Evaluation of the Air Oxygen Enrichment Effects on Combustion and Emissions of Natural Gas/Diesel Dual-Fuel Engines at Various Loads and Pilot Fuel Quantities

Abstract

The use of natural gas (NG) as supplement of the normal diesel fuel in compression ignition (CI) environments (Natural Gas/Diesel Dual-Fuel, NG/DDF), seems to present an answer towards reducing soot or particulate matter (PM) and nitrogen oxides (NOx) emissions in existing and future diesel engine vehicles. The benefits for the environment can be even higher, as recently NG quality gas can be produced from biomass (bio-methane or bio-CNG or ‘green gas’). However, this engine type where the main fuel is the gaseous one and the diesel liquid fuel constitutes the ignition source (pilot), experiences higher specific energy consumption (SEC), carbon monoxide (CO), and unburned hydrocarbons (HC) emissions compared to the conventional (normal) diesel one, with these adverse effects becoming more apparent under partial load operation conditions.
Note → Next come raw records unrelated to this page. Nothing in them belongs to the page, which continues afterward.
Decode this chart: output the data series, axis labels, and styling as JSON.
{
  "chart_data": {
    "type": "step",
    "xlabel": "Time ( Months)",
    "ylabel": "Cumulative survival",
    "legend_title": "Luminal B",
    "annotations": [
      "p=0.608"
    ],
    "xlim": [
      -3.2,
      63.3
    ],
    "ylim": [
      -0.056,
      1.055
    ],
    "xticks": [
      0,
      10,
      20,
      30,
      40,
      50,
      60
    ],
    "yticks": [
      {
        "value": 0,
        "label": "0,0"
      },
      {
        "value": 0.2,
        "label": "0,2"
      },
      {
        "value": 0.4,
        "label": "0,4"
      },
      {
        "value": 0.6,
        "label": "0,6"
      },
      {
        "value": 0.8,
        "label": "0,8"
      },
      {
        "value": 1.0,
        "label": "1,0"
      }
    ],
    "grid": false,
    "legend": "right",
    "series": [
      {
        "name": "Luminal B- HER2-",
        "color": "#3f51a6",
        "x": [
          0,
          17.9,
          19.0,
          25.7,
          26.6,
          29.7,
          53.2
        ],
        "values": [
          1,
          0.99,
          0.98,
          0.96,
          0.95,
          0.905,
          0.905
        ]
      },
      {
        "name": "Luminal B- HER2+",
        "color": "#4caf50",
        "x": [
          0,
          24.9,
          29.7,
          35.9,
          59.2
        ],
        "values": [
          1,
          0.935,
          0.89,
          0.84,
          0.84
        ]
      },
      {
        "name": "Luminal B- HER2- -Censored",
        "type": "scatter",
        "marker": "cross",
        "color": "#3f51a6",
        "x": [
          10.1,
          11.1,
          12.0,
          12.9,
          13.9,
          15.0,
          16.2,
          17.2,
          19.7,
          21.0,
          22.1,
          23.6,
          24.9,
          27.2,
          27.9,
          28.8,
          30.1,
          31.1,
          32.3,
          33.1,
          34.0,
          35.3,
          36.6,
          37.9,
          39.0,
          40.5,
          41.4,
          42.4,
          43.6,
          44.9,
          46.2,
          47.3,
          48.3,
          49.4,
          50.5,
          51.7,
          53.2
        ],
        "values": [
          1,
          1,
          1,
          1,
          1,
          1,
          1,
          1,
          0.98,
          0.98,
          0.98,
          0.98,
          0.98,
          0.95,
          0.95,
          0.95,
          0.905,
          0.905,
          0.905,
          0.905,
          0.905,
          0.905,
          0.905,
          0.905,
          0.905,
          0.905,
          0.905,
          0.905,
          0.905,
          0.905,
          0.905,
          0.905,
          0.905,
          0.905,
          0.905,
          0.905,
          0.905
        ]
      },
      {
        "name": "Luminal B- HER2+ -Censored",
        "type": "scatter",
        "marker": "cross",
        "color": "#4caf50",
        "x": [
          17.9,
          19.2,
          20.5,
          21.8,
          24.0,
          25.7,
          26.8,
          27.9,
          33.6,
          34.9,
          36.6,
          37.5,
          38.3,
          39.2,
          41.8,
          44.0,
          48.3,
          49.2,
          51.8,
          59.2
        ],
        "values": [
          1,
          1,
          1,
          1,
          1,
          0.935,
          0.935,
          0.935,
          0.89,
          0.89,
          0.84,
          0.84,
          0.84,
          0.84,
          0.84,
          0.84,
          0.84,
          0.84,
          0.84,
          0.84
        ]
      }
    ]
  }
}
Apart from using bio-fuels as pilot fuel, it is anticipated that air oxygen enrichment—addition of oxygen in the intake air—can mitigate (at least partly) the associated negative results, by accelerating the burning rate and reducing the ignition delay. Therefore, the present work strives to investigate the effects of various degrees of oxygen enrichment on the combustion, performance, and emissions of such a NG/DDF engine, operated under various loads and pilot (diesel fuel) quantities. The study is carried out by using an in-house, comprehensive, computational model, which is a two-zone (phenomenological) one. The accuracy of the modeling results are tested by using related experimental data from the literature, acquired in an experimental investigation conducted on a naturally aspirated, light-duty, NG/DDF engine. The computational study is extended to include various pilot fuel quantities, attempting to identify the influence of the examined parameters and witness advantages and disadvantages. The study results demonstrate that the air oxygen enrichment reduces the specific energy consumption and CO emissions, by accelerating the burning rate and reducing the ignition delay (as revealed by the cylinder pressure and rate of heat release diagrams), without impairing seriously the soot and NO emissions. The conclusions of the specific investigation are much useful, particularly if wished to identify the optimum combination of the parameters under examination for improving the overall performance of existing CI engines functioning under natural gas/diesel fuel operating mode.